Israël a peut-être déclenché une crise régionale à plusieurs niveaux qui ne demandait qu’à éclater, et qui ne se limitera plus aux seules cibles militaires, mais affectera directement les systèmes qui sous-tendent la stabilité économique dans l’ensemble du Golfe, avec des implications régionales plus larges pour la stabilité des régimes qui ne peuvent être traitées par les seules voies bilatérales.
Riyad a convoqué une réunion ministérielle de haut niveau réunissant les nations arabes et musulmanes, y compris les États du Golfe, ainsi que l’Égypte, la Jordanie, la Turquie, le Pakistan et d’autres pays, qui, dans une déclaration commune, a signalé un glissement vers la légitimation de réponses potentielles tout en maintenant un engagement formel en faveur de la désescalade et en soulignant que le respect de la souveraineté et la non-ingérence seraient au cœur de tout engagement futur avec Téhéran.
L’Arabie saoudite a, de son côté, signalé un glissement vers la légitimation de réponses potentielles tout en adhérant à un engagement formel en faveur de la désescalade et en mettant l’accent sur la poursuite de la coordination et de la consultation entre les pays participants.

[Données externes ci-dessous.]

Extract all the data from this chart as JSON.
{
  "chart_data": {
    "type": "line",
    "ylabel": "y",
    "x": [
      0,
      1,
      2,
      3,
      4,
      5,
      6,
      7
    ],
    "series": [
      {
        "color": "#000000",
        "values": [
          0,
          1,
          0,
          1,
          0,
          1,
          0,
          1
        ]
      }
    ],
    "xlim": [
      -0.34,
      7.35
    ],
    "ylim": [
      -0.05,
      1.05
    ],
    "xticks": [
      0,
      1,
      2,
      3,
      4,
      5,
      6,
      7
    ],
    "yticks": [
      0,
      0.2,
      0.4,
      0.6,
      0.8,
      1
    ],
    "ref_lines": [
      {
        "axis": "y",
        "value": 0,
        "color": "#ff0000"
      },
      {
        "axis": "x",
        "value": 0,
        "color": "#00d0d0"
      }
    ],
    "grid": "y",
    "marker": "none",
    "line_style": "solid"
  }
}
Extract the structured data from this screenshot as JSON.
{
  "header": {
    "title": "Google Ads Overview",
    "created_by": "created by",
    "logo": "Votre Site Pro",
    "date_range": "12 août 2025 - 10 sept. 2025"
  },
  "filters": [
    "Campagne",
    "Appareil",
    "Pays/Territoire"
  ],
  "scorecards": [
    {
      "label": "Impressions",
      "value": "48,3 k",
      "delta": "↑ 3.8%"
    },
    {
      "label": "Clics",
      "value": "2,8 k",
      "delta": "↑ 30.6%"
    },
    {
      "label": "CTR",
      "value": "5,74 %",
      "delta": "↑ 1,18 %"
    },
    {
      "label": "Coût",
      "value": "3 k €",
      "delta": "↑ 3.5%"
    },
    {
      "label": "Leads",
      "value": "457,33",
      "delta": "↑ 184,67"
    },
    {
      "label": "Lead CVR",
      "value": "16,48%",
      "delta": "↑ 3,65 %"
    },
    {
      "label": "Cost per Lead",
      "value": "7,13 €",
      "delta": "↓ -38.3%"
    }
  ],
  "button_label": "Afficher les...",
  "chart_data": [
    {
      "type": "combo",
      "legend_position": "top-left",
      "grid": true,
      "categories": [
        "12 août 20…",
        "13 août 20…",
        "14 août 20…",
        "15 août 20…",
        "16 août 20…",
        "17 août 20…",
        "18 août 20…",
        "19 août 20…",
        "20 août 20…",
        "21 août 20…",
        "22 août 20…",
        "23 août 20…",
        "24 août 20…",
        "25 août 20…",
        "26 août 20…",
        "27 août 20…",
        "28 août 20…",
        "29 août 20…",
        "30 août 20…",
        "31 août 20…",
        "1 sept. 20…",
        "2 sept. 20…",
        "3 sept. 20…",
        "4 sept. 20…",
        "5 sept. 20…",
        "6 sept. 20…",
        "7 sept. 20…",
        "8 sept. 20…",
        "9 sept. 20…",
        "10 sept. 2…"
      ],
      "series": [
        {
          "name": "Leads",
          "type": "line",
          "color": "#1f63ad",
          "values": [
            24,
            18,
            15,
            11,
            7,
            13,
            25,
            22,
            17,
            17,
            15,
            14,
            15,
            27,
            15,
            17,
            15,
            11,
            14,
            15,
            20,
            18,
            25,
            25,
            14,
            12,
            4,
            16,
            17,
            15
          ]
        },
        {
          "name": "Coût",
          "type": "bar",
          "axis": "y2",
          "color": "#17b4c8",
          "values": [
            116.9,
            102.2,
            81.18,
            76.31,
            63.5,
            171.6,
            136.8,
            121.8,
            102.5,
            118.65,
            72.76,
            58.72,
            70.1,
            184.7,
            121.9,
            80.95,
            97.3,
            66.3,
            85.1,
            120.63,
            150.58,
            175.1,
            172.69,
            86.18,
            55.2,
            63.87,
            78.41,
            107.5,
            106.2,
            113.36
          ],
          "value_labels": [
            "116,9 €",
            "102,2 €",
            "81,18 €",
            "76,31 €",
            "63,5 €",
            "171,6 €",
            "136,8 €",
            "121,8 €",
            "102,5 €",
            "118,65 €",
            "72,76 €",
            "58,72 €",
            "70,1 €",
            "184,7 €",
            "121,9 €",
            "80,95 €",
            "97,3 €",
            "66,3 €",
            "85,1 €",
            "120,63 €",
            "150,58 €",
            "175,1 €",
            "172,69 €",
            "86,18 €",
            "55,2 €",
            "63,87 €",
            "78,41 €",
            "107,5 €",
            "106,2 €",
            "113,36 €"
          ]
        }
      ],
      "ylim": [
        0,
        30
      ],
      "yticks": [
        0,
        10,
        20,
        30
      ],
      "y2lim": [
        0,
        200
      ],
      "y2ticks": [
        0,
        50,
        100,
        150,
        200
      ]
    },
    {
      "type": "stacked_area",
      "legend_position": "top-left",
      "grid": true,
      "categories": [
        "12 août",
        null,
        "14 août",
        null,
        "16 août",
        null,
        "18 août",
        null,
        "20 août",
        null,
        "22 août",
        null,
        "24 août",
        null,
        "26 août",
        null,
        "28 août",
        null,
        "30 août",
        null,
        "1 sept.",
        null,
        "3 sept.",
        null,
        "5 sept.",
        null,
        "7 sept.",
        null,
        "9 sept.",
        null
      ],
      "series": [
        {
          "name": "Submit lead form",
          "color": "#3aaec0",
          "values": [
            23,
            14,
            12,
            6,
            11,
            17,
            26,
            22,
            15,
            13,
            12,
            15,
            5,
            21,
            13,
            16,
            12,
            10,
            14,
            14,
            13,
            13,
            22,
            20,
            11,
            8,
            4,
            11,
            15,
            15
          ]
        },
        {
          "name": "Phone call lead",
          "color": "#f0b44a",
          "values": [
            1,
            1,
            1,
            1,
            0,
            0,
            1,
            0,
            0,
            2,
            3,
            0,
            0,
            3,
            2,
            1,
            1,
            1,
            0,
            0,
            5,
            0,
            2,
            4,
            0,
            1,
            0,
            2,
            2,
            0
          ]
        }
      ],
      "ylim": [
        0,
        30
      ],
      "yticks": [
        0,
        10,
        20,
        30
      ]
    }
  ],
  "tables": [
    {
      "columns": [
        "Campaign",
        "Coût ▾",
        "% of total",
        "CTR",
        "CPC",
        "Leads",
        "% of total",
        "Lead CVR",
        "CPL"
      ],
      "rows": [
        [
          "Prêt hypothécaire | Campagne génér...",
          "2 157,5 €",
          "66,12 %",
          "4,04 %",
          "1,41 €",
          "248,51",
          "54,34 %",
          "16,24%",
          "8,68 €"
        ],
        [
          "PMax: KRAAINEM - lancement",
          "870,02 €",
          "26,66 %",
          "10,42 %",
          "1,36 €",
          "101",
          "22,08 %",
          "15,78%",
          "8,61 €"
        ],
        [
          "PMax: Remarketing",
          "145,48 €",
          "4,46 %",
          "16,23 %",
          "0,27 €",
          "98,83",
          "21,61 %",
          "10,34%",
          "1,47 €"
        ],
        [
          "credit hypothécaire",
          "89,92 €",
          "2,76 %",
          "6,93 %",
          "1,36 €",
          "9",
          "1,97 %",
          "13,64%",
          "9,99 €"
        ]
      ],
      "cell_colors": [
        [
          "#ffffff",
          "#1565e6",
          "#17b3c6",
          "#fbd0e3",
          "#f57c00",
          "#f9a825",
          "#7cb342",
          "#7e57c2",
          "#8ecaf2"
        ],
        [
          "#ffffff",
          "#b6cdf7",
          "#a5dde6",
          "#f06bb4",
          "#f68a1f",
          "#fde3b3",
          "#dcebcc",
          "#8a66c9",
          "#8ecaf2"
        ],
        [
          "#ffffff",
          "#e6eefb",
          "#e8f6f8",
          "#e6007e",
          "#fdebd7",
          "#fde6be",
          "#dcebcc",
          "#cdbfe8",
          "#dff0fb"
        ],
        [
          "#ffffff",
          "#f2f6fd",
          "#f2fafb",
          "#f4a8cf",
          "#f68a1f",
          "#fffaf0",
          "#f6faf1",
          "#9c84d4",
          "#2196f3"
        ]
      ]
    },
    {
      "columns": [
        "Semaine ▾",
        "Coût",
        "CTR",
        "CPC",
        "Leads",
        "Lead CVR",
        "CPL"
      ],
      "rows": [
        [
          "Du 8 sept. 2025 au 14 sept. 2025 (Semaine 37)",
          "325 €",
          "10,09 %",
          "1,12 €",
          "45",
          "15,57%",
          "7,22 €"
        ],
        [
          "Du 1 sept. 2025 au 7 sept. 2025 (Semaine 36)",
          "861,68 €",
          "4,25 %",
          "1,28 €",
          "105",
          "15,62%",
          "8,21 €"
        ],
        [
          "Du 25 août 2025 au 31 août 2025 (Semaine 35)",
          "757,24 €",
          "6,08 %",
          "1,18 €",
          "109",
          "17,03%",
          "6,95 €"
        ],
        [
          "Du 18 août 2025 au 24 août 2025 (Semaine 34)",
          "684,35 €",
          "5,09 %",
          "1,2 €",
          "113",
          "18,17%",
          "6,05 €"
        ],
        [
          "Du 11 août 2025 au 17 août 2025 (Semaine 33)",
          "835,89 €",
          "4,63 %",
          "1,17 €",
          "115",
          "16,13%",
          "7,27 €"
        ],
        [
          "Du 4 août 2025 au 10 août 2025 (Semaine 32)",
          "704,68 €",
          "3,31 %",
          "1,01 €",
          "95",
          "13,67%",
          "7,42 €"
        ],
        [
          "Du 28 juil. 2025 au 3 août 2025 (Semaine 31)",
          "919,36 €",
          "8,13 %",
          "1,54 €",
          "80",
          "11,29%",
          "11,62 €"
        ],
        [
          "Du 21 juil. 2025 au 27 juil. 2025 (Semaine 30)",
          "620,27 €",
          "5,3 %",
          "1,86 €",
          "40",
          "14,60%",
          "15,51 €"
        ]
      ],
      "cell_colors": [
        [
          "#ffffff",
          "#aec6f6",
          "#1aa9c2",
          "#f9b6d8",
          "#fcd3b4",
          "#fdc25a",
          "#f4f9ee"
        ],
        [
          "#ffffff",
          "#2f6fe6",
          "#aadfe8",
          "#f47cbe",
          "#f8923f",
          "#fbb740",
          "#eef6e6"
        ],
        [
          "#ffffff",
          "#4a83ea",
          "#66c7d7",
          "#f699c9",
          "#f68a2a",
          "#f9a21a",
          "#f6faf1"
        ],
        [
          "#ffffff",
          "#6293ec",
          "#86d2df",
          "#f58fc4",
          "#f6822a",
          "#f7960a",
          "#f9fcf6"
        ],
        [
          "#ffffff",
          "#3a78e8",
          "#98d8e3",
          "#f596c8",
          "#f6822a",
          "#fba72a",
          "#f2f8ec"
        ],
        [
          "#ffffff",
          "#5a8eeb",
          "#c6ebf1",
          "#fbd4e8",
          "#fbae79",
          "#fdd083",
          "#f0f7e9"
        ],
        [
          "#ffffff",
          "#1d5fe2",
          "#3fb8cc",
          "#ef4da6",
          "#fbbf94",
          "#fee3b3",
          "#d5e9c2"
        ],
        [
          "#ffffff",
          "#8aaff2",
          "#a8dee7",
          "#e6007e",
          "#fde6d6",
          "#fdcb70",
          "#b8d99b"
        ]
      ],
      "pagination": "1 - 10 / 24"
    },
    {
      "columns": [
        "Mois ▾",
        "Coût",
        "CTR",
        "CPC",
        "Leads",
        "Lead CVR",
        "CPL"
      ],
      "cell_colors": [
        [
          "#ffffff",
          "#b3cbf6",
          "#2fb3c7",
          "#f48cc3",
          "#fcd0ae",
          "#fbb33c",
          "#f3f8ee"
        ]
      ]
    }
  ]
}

En fin de compte, la position fondamentale des États du Golfe vis-à-vis de l’Iran n’a pas fondamentalement changé — maintenir le dialogue tout en renforçant la dissuasion — mais les conditions dans lesquelles elle s’inscrit évoluent rapidement. Il est clair que le grave problème d’action collective de la région du Golfe doit d’abord être surmonté avant de faire un bond en avant vers la mise en place d’une « force de type OTAN » comme moyen de dissuasion alternatif au parapluie de sécurité américain, que la guerre a révélé être sans effet.
La signification de la participation du Pakistan reste floue et peut être interprétée comme le début d’une réflexion sur une alliance militaire formelle axée sur un « partenariat islamique » qui étendrait la coordination stratégique au-delà de la région du Golfe pour contenir l’Iran. Il suffit de dire que l’accent mis par Israël sur l’énergie et les infrastructures comme nouveau modèle de guerre était tout sauf fortuit.
Néanmoins, dans un scénario aussi tendu, dans ce qui ne peut être vu que comme un geste de conciliation envers Téhéran, le secrétaire au Trésor américain Scott Bessent a délicatement avancé hier (avec l’approbation de Trump, bien sûr) une idée explosive selon laquelle « dans les jours à venir, nous pourrions lever les sanctions sur le pétrole iranien qui se trouve en mer. Il s’agit d’environ 140 millions de barils. Cela représente environ 10 jours à deux semaines d’approvisionnement que les Iraniens avaient mis sur le marché et qui auraient tous été destinés à la Chine. En substance, nous utiliserons les barils iraniens contre les Iraniens pour maintenir les prix bas pendant les 10 à 14 prochains jours. »
Cette mesure aura probablement un effet limité sur les prix, mais si elle est mise en œuvre, elle marquera un revirement spectaculaire de la politique américaine de longue date, car les États-Unis permettront à l’Iran de vendre du pétrole aux prix du marché, tout en sachant parfaitement que Téhéran tirera profit de ces ventes. C’est un moment décisif.